Fur

I was at my post, dutifully doing the job for which I am paid. In this case that just happened to be chatting up the stunning brunette realtor sitting at the bar. I thought of the adage, “It’s a tough job but someone has got to do it.” I must have smiled, because she smiled back.

Bartending is much more than mixing drinks and juggling bottles. It is really about building relationships, some are purely business, and some are a little more personal in nature.

Mid smile a couple intruded on our little service interlude. I looked at the new couple, a well dressed man in his late fifties and a redhead about a decade younger. More striking than the age difference was the fact that she wore a large and very expensive fur coat.

A fur coat in the summer in California?

She ordered the “wild” salmon appetizer and made special pains to pick out an organic lettuce salad. I noted the seeming contradiction between her ordering and her attire.

More surprises soon followed.

“Liz?” said the redhead to the realtor I had been talking to.

“I haven’t seen you in forever,” was soon followed by an updating of events from that previous encounter up until the current one, ending with an introduction.

“Liz, this is my friend, Doctor…” followed by his full name and an area of expertise; plastic surgery.

She took off her coat. “He did these for me,” she said revealing two barely concealed specimens of perfect globular symmetry.

I picked up a cocktail napkin and readied my pen. I had a feeling that I might want to start taking some notes.

Ms. Redhead looked at me more closely.

“Jeff?” she said.

I looked up from the cocktail napkin/notepad.

“Didn’t you used to work at that bar over by the harbor?” she said.

“About twenty years ago?”

I remembered her. Back then I had just started bartending, and as many aspiring bartenders soon find out, work was a fleeting thing. Until you build up some bartending experience, it is hard to find good jobs. I took any work I could get, at anywhere that I could get it. Soon I found myself working Ladies Oil Wrestling Night at a little club by the water. A night of debauchery highlighted by ladies in tiny bikinis wrestling around in vegetable oil.
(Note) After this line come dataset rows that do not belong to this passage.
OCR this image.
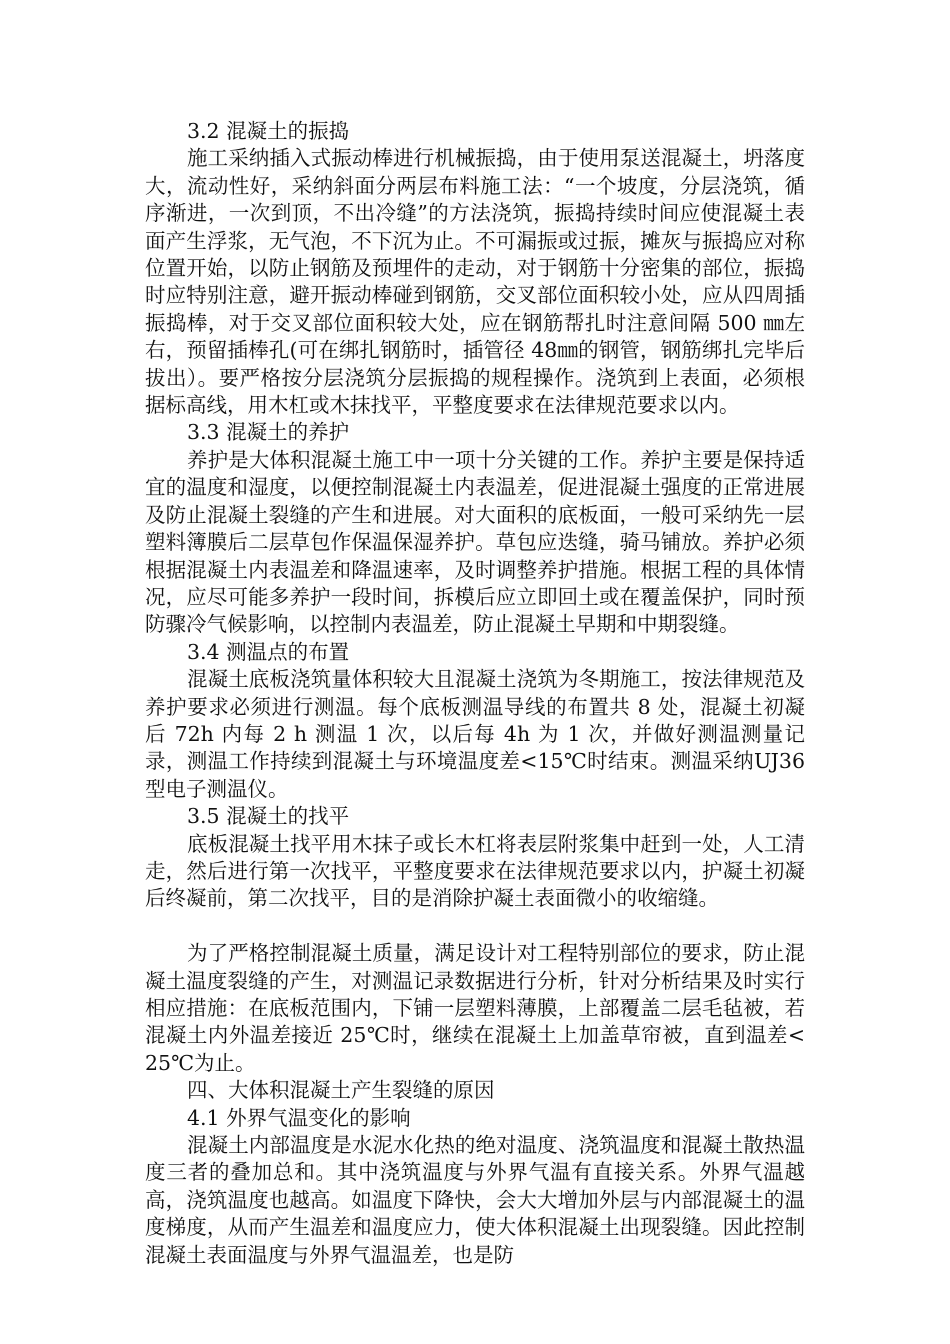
3.2 混凝土的振捣

施工采纳插入式振动棒进行机械振捣，由于使用泵送混凝土，坍落度大，流动性好，采纳斜面分两层布料施工法：“一个坡度，分层浇筑，循序渐进，一次到顶，不出冷缝”的方法浇筑，振捣持续时间应使混凝土表面产生浮浆，无气泡，不下沉为止。不可漏振或过振，摊灰与振捣应对称位置开始，以防止钢筋及预埋件的走动，对于钢筋十分密集的部位，振捣时应特别注意，避开振动棒碰到钢筋，交叉部位面积较小处，应从四周插振捣棒，对于交叉部位面积较大处，应在钢筋帮扎时注意间隔 500 ㎜左右，预留插棒孔(可在绑扎钢筋时，插管径 48㎜的钢管，钢筋绑扎完毕后拔出）。要严格按分层浇筑分层振捣的规程操作。浇筑到上表面，必须根据标高线，用木杠或木抹找平，平整度要求在法律规范要求以内。

3.3 混凝土的养护

养护是大体积混凝土施工中一项十分关键的工作。养护主要是保持适宜的温度和湿度，以便控制混凝土内表温差，促进混凝土强度的正常进展及防止混凝土裂缝的产生和进展。对大面积的底板面，一般可采纳先一层塑料簿膜后二层草包作保温保湿养护。草包应迭缝，骑马铺放。养护必须根据混凝土内表温差和降温速率，及时调整养护措施。根据工程的具体情况，应尽可能多养护一段时间，拆模后应立即回土或在覆盖保护，同时预防骤冷气候影响，以控制内表温差，防止混凝土早期和中期裂缝。

3.4 测温点的布置

混凝土底板浇筑量体积较大且混凝土浇筑为冬期施工，按法律规范及养护要求必须进行测温。每个底板测温导线的布置共 8 处，混凝土初凝后 72h 内每 2 h 测温 1 次，以后每 4h 为 1 次，并做好测温测量记录，测温工作持续到混凝土与环境温度差<15℃时结束。测温采纳UJ36 型电子测温仪。

3.5 混凝土的找平

底板混凝土找平用木抹子或长木杠将表层附浆集中赶到一处，人工清走，然后进行第一次找平，平整度要求在法律规范要求以内，护凝土初凝后终凝前，第二次找平，目的是消除护凝土表面微小的收缩缝。

为了严格控制混凝土质量，满足设计对工程特别部位的要求，防止混凝土温度裂缝的产生，对测温记录数据进行分析，针对分析结果及时实行相应措施：在底板范围内，下铺一层塑料薄膜，上部覆盖二层毛毡被，若混凝土内外温差接近 25℃时，继续在混凝土上加盖草帘被，直到温差< 25℃为止。

四、大体积混凝土产生裂缝的原因

4.1 外界气温变化的影响

混凝土内部温度是水泥水化热的绝对温度、浇筑温度和混凝土散热温度三者的叠加总和。其中浇筑温度与外界气温有直接关系。外界气温越高，浇筑温度也越高。如温度下降快，会大大增加外层与内部混凝土的温度梯度，从而产生温差和温度应力，使大体积混凝土出现裂缝。因此控制混凝土表面温度与外界气温温差，也是防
One of these nights I found myself in the storage room (which doubled as a dressing room). While carrying several bottles of cheap booze I ran into a much younger and much less top-heavy Ms. Redhead in a tiny bikini.

“Can you check me out?” she said.

Like any young man confronted by a question like that from a nearly naked girl, I nodded silently.

She stepped up on a chair raising her rear end up to my face and bent over.

I stood there dumbfounded.

She looked back at me through her legs.

“See anything?”

I stood there holding two bottles of tequila and thought carefully about my answer. She was wearing about two square inches of fabric so I saw a lot of things.

Then and there I learned something. According to California Alcohol Beverage Law it is unlawful for any licensed premise to allow a “person [who] is unclothed or in such attire, costume or clothing as to expose…any portion of the pubic hair, anus, cleft of the buttocks, vulva or genitals.”

Literally, she was absolutely clear of any possibility of the first part of that violation. The second part remained to be seen once the wrestling started.

Back in the here and now, Ms. Redhead had moved on from recognition to a cigarette break outside with her newly reacquainted realtor friend.

Later the couple retired to the dining room and the brunette and I continued our dialogue.

“She pulled down her drawers outside,” said the brunette unsolicited.

“To show me the liposuction he did on her ass.”

I thought of a back room and a chair twenty years ago.

There was a brief pause.

“She could have at least waxed.”

I thought then of three things.

  1. Fur is back, apparently in more ways than one.
  2. Some people change physically, but behaviorally they stay exactly the same.
  3. Good thing she shared outside or legally I would have had to ask her to leave.